I’m not familiar with the story of Coriolanus and although I do like Shakespeare, my knowledge of his plays is limited to the more famous ones. I can’t say I understood this production, but I’m not sure I would have understood it any more in English. So, instead of trying to make perfect sense of the plot, I enjoyed it for what it was. It was quirky, with music played on kazoos and a xylophone. It was funny, with badly played trumpets parping and playful voices. It was flavoured with Japan, with Noh-style masks, a clear nod to the hinomaru, and shibori (tie-dyed) costumes.

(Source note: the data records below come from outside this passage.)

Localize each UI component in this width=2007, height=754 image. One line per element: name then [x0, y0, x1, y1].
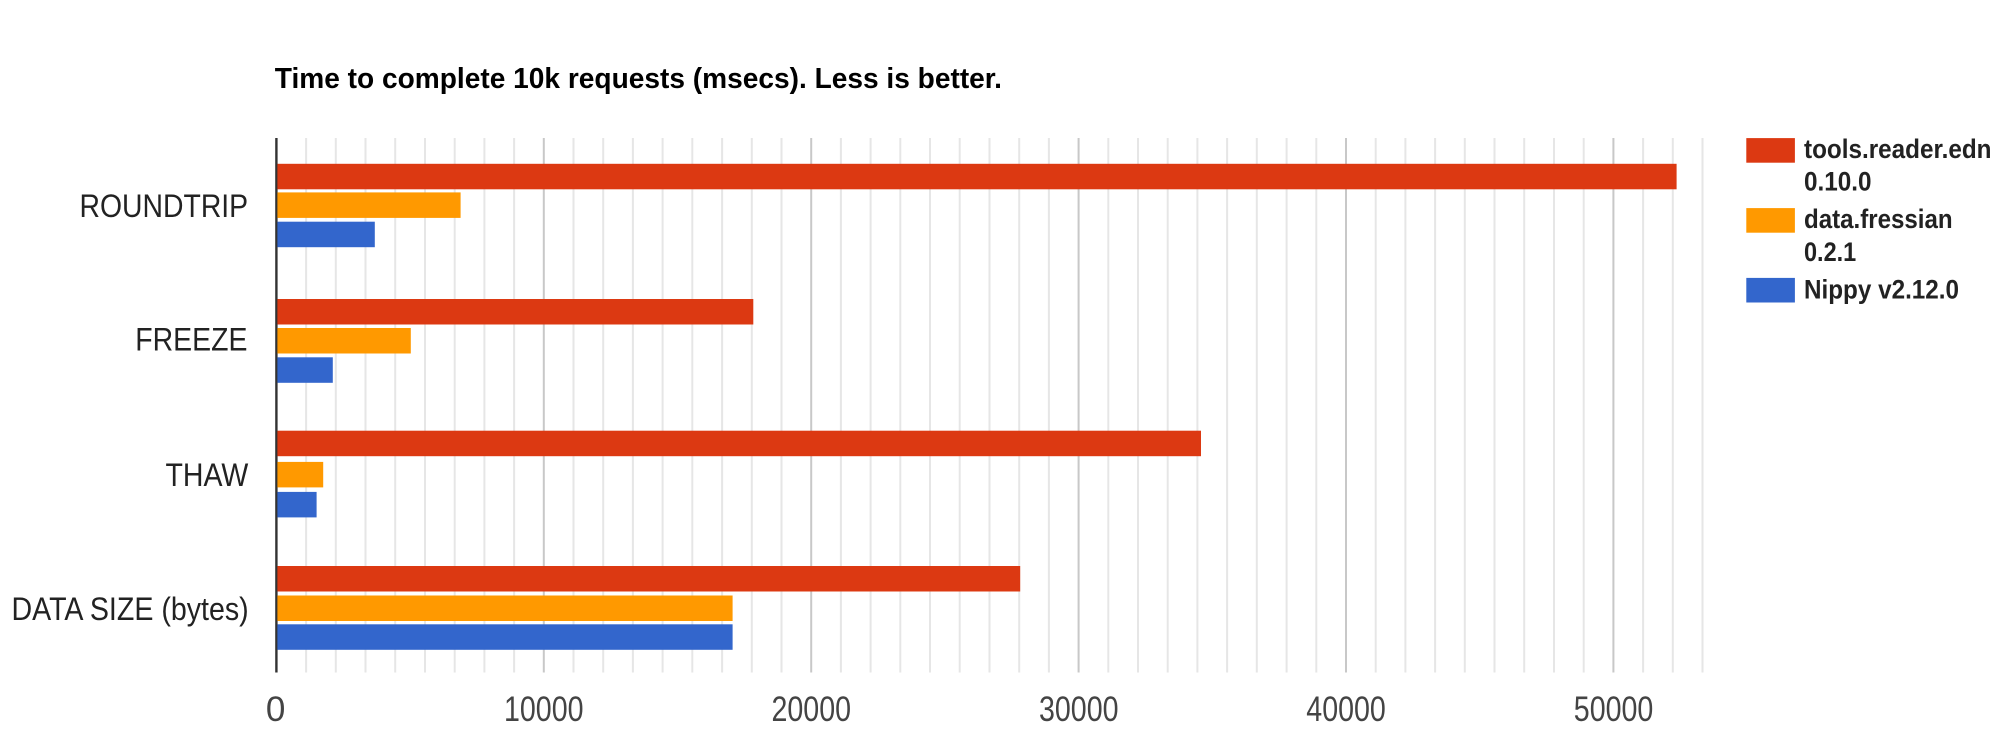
svg-text:Time to complete 10k requests: Time to complete 10k requests (msecs). L… — [275, 63, 1002, 95]
svg-text:Nippy v2.12.0: Nippy v2.12.0 — [1804, 274, 1959, 304]
svg-text:ROUNDTRIP: ROUNDTRIP — [80, 187, 249, 224]
svg-text:tools.reader.edn: tools.reader.edn — [1804, 134, 1992, 164]
svg-text:30000: 30000 — [1039, 690, 1119, 729]
svg-text:50000: 50000 — [1574, 690, 1654, 729]
svg-text:0.2.1: 0.2.1 — [1804, 237, 1856, 267]
svg-text:20000: 20000 — [772, 690, 852, 729]
svg-text:data.fressian: data.fressian — [1804, 204, 1953, 234]
svg-text:FREEZE: FREEZE — [135, 321, 247, 358]
svg-text:DATA SIZE (bytes): DATA SIZE (bytes) — [12, 590, 249, 627]
svg-text:0: 0 — [266, 690, 285, 729]
svg-text:0.10.0: 0.10.0 — [1804, 167, 1872, 197]
svg-text:THAW: THAW — [166, 456, 249, 493]
svg-text:40000: 40000 — [1306, 690, 1386, 729]
svg-text:10000: 10000 — [504, 690, 584, 729]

Coriolanus was played as a bit of a basket case, if you’ll excuse the pun. I’m not sure if this is how other actors have played the part before, but I enjoyed Dai Ishida’s portrayal. I noticed quite a few people leaving throughout the first half, and some who didn’t come back for the second half, which was sad. I guess some people might have gone along expecting to understand the play because they have studied Japanese. I was thrilled every time I caught a word or phrase, but was also happy enough just to listen to the music of the words without understanding all of the meaning. It’s amazing how much you can get from the actions and general sound of things without knowing the words that are uttered.

This was a very different experience to my last foray into Japanese Shakespeare, and I expect it will be different again to the upcoming production of Cymbeline by the Ninagawa Company at the Barbican. I’m really glad I attended though, and would highly encourage you to consider seeing some Shakespeare – in any language – this year. We are, after all, in the midst of the World Shakespeare Festival.

All images courtesy of The Globe, © Simon Annand

2 thoughts on “Coriolanus: baguettes and a basket case

  1. I went on Monday night and didn’t understand any of what was being said, but didn’t expect to as my Japanese is very basic. I loved that it wasn’t a naturalistic production and the actors were almost always on stage together. There was plenty to watch and find interesting. Some of the people I was with had ideas about the bread being a metaphor for power but I just enjoyed wondering if the cast were all sick of bread by now. it was also my first time visiting the Globe and, aside from the uncomfortable benches which I’d been warned about, I was very impressed. I think I expected it to be all wooden rather than the colourful marble.